We’ve compared the HP dv6 with the Acer TimelineX 5830TG, since they both roughly cost about the same and are mainstream multimedia notebooks. Here, the Acer does come across as a better performer, simply because of the faster Core i5 CPU and better graphics card. It beats the HP in practically all the tests, so if you look at both the notebooks from a pure performance stand point, then the Acer 5830TG definitely offers more value for money. In our gaming tests, we had to tone down the settings quite a bit, which is why we couldn't compare it to the Acer. With the resolution set to native, we had to dial the image quality down to a mixture of low to medium settings in DX9 mode, in order to get playable frame rates.
Not the best performer on the block
The HP makes up for the lack of performance in the benchmarks with superior build quality, which goes a long way, if you want your notebook to last a couple of years.

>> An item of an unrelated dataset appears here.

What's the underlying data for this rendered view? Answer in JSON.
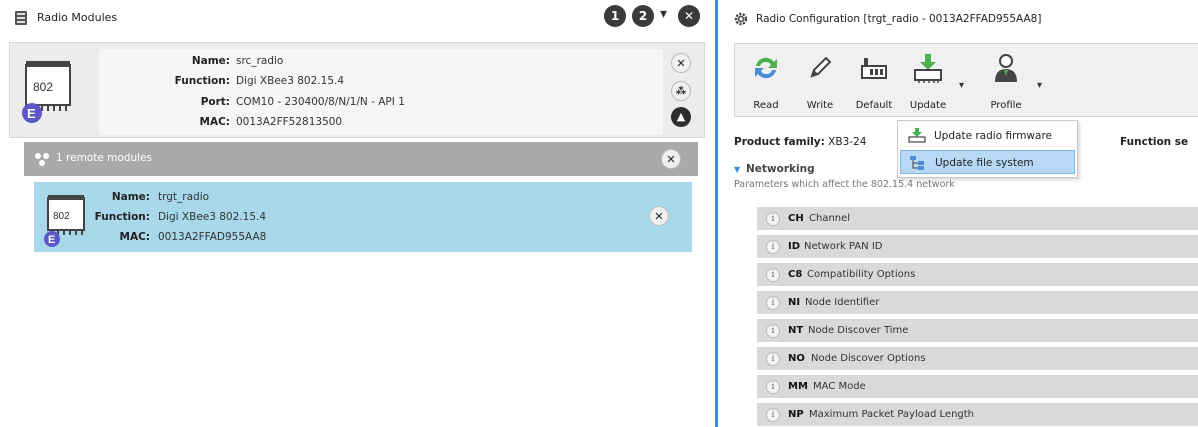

The Acer feels very plasticy, which shows where Acer has skimped, in order to make this more affordable. Yes, HP is slower, but it feels better made and won't shatter to pieces, if you happen to drop it.
Keys are very comfortable to type on
Like we mentioned before, the keyboard is extremely comfortable to use and the feedback of the keys are firm and not overly spongy. The audio quality is also very good, thanks to the Beats Audio. The bass is lacking, but the audio doesn’t feel flat in any way. You’ll enjoy watching movie or music even without headphones. One thing, however that we do miss is USB 3.0, which hopefully HP will add to the 2012 line-up.
The 6-cell battery managed about 1hr and 10min in Battery Eater Pro, which makes it just about average. Under normal use without engaging the discrete card, the notebook will last you about 3-3.5hrs. We feel the problem is with the discrete card, which eats quite a bit of power, which reduces the battery life. Also, when engaged, the exhaust fan spins at a high RPM, which is easily audible.
The Pavilion dv6-6116tx will cost you Rs.38,897, which is not too bad for a mainstream multimedia notebook. Granted, it’s a bit underpowered, compared to the competition at the same price point, but then not many notebooks in this price bracket are built as well as the HP. If you aren’t going to be playing too many games or intensive 3D applications, then you won’t be disappointed with the dv6. Mind you, you’ll have to sacrifice USB 3.0 as well. On the other hand, if all you care about is performance then you can’t go wrong with the Acer TimelineX 5830TG. In the next refresh, HP should bump up the specs a bit for the same price, which would then make the 6116tx an excellent buy.